The first meeting this season between the Washington Capitals and New York Islanders followed the pattern of most of last season's playoff games between the teams. The result was just about the same, too.

The Islanders started fast tonight, building a 3-0 lead. The Capitals twice came within a goal, but in the end New York was a 5-3 winner, extending its undefeated streak to five games.

Bryan Trottier and Brent Sutter each scored twice for the Islanders. Bryan Erickson, Bob Carpenter and Mike Gartner connected for the Capitals, who will return to action Wednesday night in Pittsburgh.

"We can't give up five goals," said Washington Coach Bryan Murray. "They get two-on-ones and they score. We get a two-on-one and we can't do that. They go to the net better than we do at this stage."

The Capitals, shut out for 43 1/2 minutes, went to the net pretty well thereafter, but, as usual, it proved too little too late against the Islanders, who became the first NHL team to reach 100 goals this season.

"We seem to have an uphill battle every game," said Gartner, whose scoring streak reached 16 games, one short of his club record. "We're down, 3-0, and we have to open up more than we're really capable of and play a game that's not really our style. Maybe we have to take some chances early in the game."

The Capitals had few scoring chances in the first two periods and New York jumped in front on goals by Pat LaFontaine and Trottier, each coming as Rod Langway was deserted by defensive mates caught up ice.

Greg Gilbert's tenacious play to twice retrieve rebounds enabled Trottier to make it 3-0 during a delayed penalty against Gartner only 52 seconds into the third period. Goalie Pat Riggin, who came far out to block a Denis Potvin shot, was helpless when Gilbert set up Trottier in front.

Washington got on the board two seconds after the expiration of a tripping penalty to the Islanders' Stefan Persson. Craig Laughlin took Peter Andersson's pass at the New York blueline and made a perfect feed to Erickson cutting in alone on the left wing. It was Erickson's sixth goal.

The Capitals closed within 3-2 as Gartner faked Potvin to the ice, skated around him and passed to Carpenter in front. Although Trottier seemingly had Carpenter wrapped up, he managed to deflect the puck past goalie Bill Smith for his 13th goal.

"I don't know how it went in," Carpenter said. "I think maybe it hit my ankle, but I really don't know."

Sutter made it 4-2 with a sensational score off a faceoff at Riggin's right. He controlled the puck on the draw with Doug Jarvis, carried it in close on his backhand and managed to put it back on his forehand for a shot over Riggin's left shoulder.

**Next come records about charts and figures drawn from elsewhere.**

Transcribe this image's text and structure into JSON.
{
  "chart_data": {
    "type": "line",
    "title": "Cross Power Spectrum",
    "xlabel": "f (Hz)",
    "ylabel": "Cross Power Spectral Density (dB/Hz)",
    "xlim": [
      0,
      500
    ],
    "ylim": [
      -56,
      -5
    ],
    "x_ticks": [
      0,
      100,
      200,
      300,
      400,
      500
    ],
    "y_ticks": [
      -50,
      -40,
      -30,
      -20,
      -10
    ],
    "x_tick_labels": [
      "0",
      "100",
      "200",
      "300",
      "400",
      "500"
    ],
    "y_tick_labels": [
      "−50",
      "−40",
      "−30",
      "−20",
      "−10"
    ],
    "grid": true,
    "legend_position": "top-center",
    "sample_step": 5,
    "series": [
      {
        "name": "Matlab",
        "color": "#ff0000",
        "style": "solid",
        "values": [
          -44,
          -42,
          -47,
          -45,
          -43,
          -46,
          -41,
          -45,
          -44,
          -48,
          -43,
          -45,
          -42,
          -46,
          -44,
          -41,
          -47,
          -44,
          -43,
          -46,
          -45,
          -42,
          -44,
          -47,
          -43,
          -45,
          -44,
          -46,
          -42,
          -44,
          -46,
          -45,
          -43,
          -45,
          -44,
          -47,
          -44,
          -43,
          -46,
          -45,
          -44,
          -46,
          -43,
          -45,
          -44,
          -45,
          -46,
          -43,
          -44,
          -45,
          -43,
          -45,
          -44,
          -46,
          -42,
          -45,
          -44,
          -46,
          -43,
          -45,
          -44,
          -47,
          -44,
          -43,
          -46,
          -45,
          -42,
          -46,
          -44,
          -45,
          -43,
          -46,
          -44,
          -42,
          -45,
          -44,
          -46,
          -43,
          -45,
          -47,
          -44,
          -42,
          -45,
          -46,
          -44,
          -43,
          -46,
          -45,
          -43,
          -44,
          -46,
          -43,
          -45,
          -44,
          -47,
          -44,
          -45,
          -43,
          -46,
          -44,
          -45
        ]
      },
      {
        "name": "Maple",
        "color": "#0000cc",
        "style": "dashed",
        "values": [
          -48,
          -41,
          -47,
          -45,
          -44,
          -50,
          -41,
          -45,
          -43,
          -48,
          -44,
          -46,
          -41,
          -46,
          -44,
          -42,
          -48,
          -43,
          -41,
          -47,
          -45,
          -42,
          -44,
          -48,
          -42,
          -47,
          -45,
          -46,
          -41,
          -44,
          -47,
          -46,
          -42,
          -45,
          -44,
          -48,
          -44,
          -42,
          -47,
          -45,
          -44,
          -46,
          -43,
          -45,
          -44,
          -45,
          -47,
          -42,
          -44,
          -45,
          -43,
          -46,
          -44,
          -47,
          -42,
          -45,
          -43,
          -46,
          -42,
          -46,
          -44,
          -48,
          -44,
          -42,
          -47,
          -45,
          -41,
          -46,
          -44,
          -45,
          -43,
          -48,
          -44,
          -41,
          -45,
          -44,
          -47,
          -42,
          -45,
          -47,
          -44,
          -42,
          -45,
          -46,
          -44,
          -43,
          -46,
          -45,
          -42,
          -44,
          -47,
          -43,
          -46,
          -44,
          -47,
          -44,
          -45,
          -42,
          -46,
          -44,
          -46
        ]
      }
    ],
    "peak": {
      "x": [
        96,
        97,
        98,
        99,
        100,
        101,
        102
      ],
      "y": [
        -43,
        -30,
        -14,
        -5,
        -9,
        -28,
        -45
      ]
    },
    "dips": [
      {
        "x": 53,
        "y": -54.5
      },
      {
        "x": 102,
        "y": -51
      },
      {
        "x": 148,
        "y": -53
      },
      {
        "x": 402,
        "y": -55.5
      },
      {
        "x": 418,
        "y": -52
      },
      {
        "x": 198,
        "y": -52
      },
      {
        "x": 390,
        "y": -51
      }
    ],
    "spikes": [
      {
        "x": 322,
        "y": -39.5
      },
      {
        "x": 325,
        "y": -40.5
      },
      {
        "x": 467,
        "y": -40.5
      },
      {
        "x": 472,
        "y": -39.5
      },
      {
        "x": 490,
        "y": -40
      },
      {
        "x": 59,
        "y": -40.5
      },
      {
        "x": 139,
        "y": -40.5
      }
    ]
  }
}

"Sutter sees what we're doing and makes a great play beating Jarvis on the faceoff," Murray said. "He's so confident with the puck now; much more than before."

Still, the Capitals would not quit. Gartner picked the pocket of ex-Capital Gord Lane at center ice, fended off Lane with his left hand and eventually got both hands on the stick just as he was close enough, while falling, to lift the puck over Smith for his 12th goal.

The comeback ended with 3:54 on the clock, as Sutter took John Tonelli's pass from behind the goal line and beat Riggin for his 16th goal.

Washington's Scott Stevens was cross-checked to the ice moments before Sutter scored and he reacted so angrily that he was ejected by referee Kerry Fraser. It was Stevens' second game misconduct of the season and a third will bring an automatic one-game suspension. For each additional game misconduct, the suspension is doubled.

"Three times in the game, I got blindsided from behind," Stevens said. "It makes it like a five-on-four for them. The last time, they scored and Fraser's right there, but he won't call anything.

"You've got no chance when you're standing up facing the play and they hit you from behind. They do it on purpose to get a man advantage. If they can get away with it, maybe we ought to do it, too."

This was the Islanders' 10th victory in 11 home games. Although a pitiful 1-6-1 on the road, they trail first-place Philadelphia by only two points in the Patrick Division. Washington, in third, trails New York by seven.

"Our ability to come back is encouraging," Murray said. "We just don't seem to get enough early to stay even and we face a tough road the rest of the game."

Unless the Capitals hit a hot streak, the same may be said of the divisional race.